Phillips 66 has an integrated and diversified earnings model. Phillips 66 has refining, midstream, chemicals, and marketing earnings. During periods with lower refining earnings, other segments continue to contribute to the overall profits and partially shield the company from refining crack volatility.
Earnings growth, valuation, and dividend yield
Phillips 66 plans to expand through capex and acquisitions. For more on the company’s growth, read Phillips 66 Focuses on Midstream Expansion and Refining Upgrades.
Analysts expect Phillips 66’s earnings to fall 37% to $7.4 per share in 2019. In the first quarter, Phillips 66’s adjusted EPS was $0.4 per share.

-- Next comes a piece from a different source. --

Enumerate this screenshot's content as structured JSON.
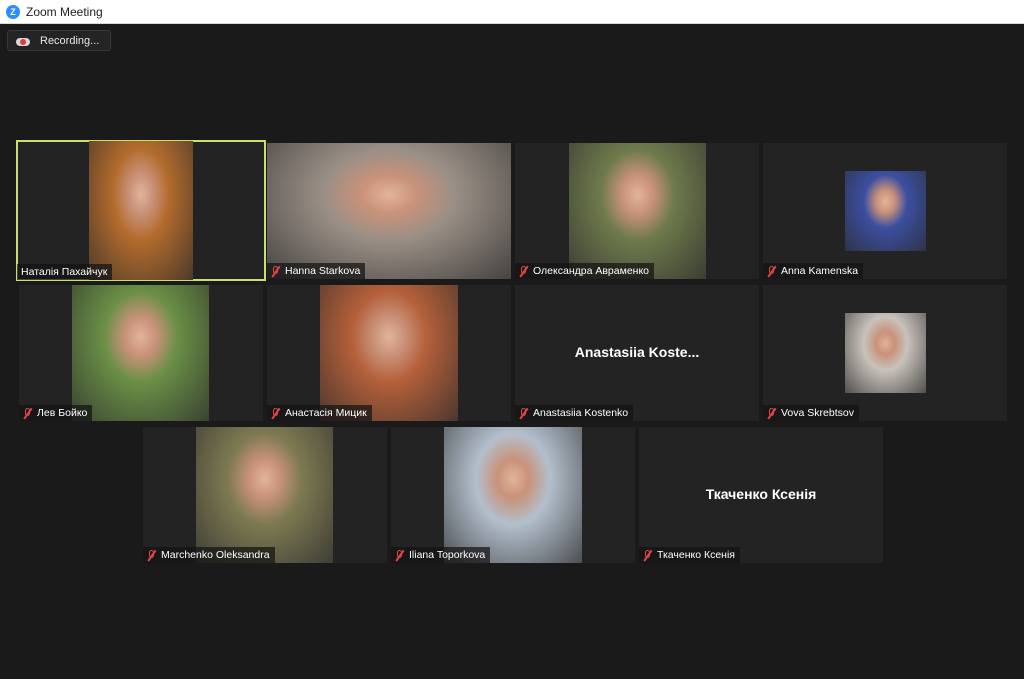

The company trades at a forward PE ratio of 9.9x, which is above the peer average of 9.3x.
In the past few years, Phillips 66’s returns to shareholders have risen. In the first quarter, Phillips 66’s cash outflows for dividend and share repurchases were ~$364 million and ~$344 million, respectively. Since May 2012, the company’s dividends have grown at a compound annual growth rate of 25%. Phillips 66’s current dividend yield is 4.2%, which is above the peer average of 3.8%.
Phillips 66 has second-highest implied gains and a higher dividend yield. However, the stock has an above-average earnings decline rate and high valuations.